Di dalam bukunya A Grief
Observed, C.S. Lewis pernah membagikan pengalaman bagaimana ia bergumul dan
berdoa kepada Tuhan agar istrinya Joy, yang sangat dikasihinya itu disembuhkan
dari penyakit kankernya. Namun ternyata
Tuhan menjawab “Tidak.” Kematian istri
tercinta memunculkan kepedihan yang mendalam, ia mengalami suatu keadaan
kekecewaan yang begitu luar biasa. Bagi
Lewis kepedihan itu merupakan suatu tantangan yang sangat kuat bagi
imannya. Namun hal itu tidak
menghancurkan imannya kepada Tuhan melainkan hal tersebut memaksa dia untuk
lebih ingin mengenali siapa Tuhan itu sebenarnya dan apa kedudukan-Nya dalam
hidupnya. Di satu sisi ia merasa selama
ini dia telah mengenal Tuhan, namun pada sisi yang lain ia merasa sangat sulit
memahami siapakah Dia sebenarnya? Hal ini menyadarkan kita tentang suatu sikap
yang perlu bahwa betapa pun kita kecewa pada Tuhan ketika mengalami suatu
keadaan di mana rasanya Allah tak mudah di mengerti dan seakan absen dalam kehadiran-Nya,
hal itu mestinya tidak harus berakhir dengan kehancuran iman tetapi justru
menjadi persekutuan yang lebih dalam dengan Dia.

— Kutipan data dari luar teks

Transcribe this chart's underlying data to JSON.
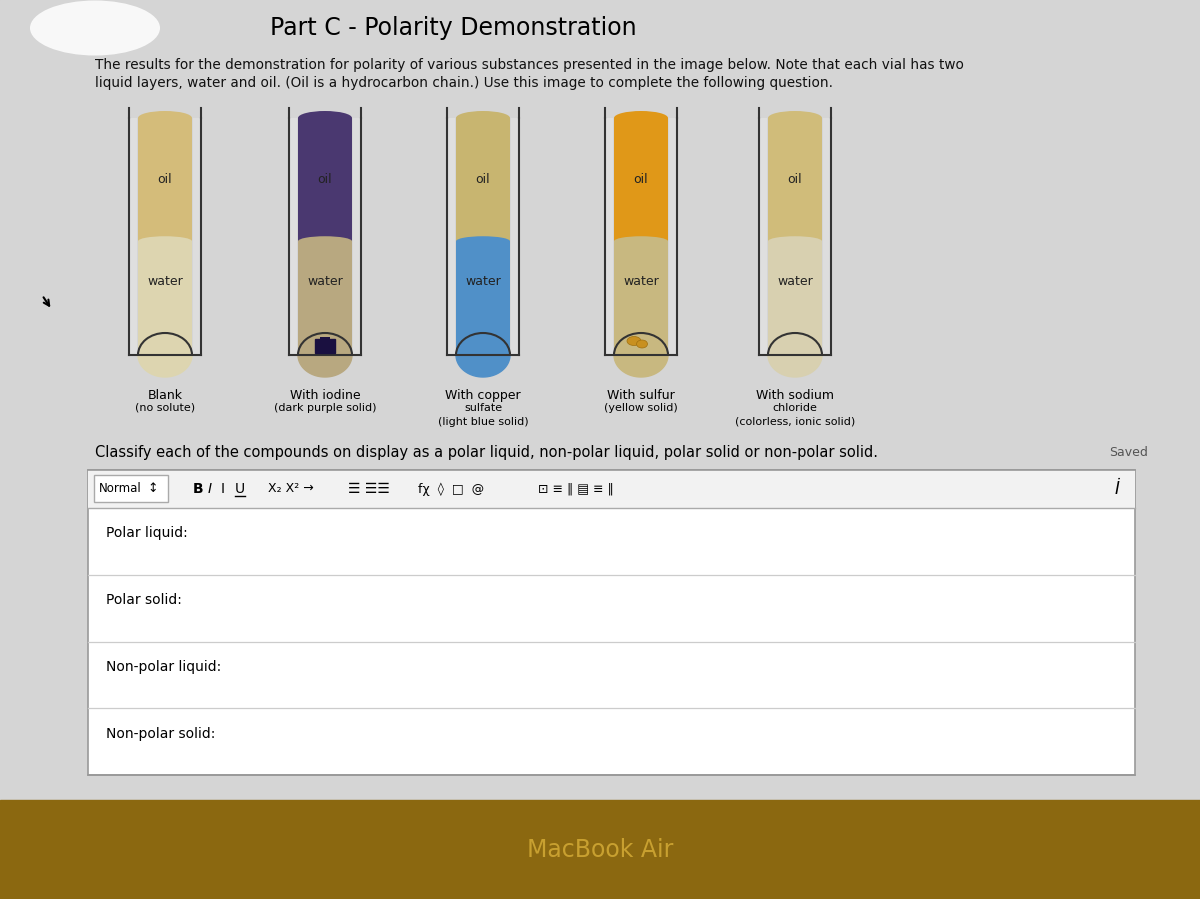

Pengalaman hidup seringkali
menjadi suatu pencetus yang sangat mudah untuk kita memberikan suatu gambaran
atau penamaan tentang siapakah Allah itu.
Di dalam Kejadian 16:1-15, kita diajarkan tentang suatu kebenaran yang
sangat penting bahwa Tuhan adalah El-Roi yang berarti Allah yang melihat
(ay.13). Di dalam segala situasi hidup,
semua ciptaan, termasuk manusia ada dalam perhatian-Nya. Di padang gurun
itu, Tuhan telah melihat pergumulan
Hagar. Perjumpaan Hagar dengan Tuhan
justru saat terjadi suatu “kemalangan” dalam hidupnya. Bagi Hagar perjumpaan
ini adalah suatu perjumpan yang sangat istimewa dan luar biasa. Sebelumnya ia
tidak pernah berdoa dan berharap untuk berjumpa dengan Tuhan. Namun siapa
sangka ternyata, perjumpaan itu menjadi momentum yang sangat penting dan
membuat Hagar memberi kesimpulannya tentang Allah, “Engkaulah El-Roi.” Apakah
Allah hanya melihat Hagar pada kondisi ini saja dan ada kejadian hidup yang
terjadi pada Hagar yang tidak Tuhan lihat? Tentu saja tidak, Allah melihat
Hagar dari sebelum ia ada dan bahkan sampai akhir kehidupannya. Allah bahkan melihat bagaimana keadaan hidup
Ismael ke depan akan seperti apa dan akan menjadi apa? Mata Tuhan melihat tidak
dibatasi oleh ruang dan waktu. Dan karena Tuhan melihatnya, itulah yang membuat
Hagar bahagia. Itu juga berarti ketika ia berada di dalam rumah nyonyanya dalam
kondisi yang tidak menyenangkan sekalipun Tuhan melihatnya. Itu sebab ketika mendengar permintaan
Malaikat Tuhan itu kepadanya untuk kembali kepada nyonyanya meski akan
mengalami penindasan, Hagar mau mengikuti dengan taat. Dalam hal ini Hagar dibawa untuk melihat
bukan hanya fenomena tentang pekerjaan Allah tetapi Ia melihat tentang siapakah
Allah itu? Itu sebab Ia tidak ragu untuk mengikuti perintah-Nya untuk
kembali. Baginya Allah adalah Allah yang
selalu dapat dipercaya di dalam perkataan-Nya dan janji-janji-Nya. Keadaan yang
pahit, yang tidak ia suka, yang tidak menyenangkan, tidak membuatnya kecewa dan
marah kepada Allah. Terlalu banyak orang
Kristen yang melihat Allah secara fenomena saja, namun tidak mengenal dan mengalami-Nya
secara pribadi. Hidup keber-Allah-an hanya dipenuhi dengan koleksi-koleksi
mujizat, karunia rohani dan kesaksian-kesaksian hidup saja namun minus
pengenalan yang utuh akan Dia. Sehingga ketika mereka bertemu dalam pengalaman
hidup yang tidak menyenangkan mereka menjadi segera kecut dan kecewa. Semoga kita terus membangun diri dalam
pengenalan yang utuh akan Dia, sehingga kalau pun warna hidup tak sejalan dan
Tuhan seakan berada dalam ke-tiadaan tak membuat kita mempertanyakan-Nya.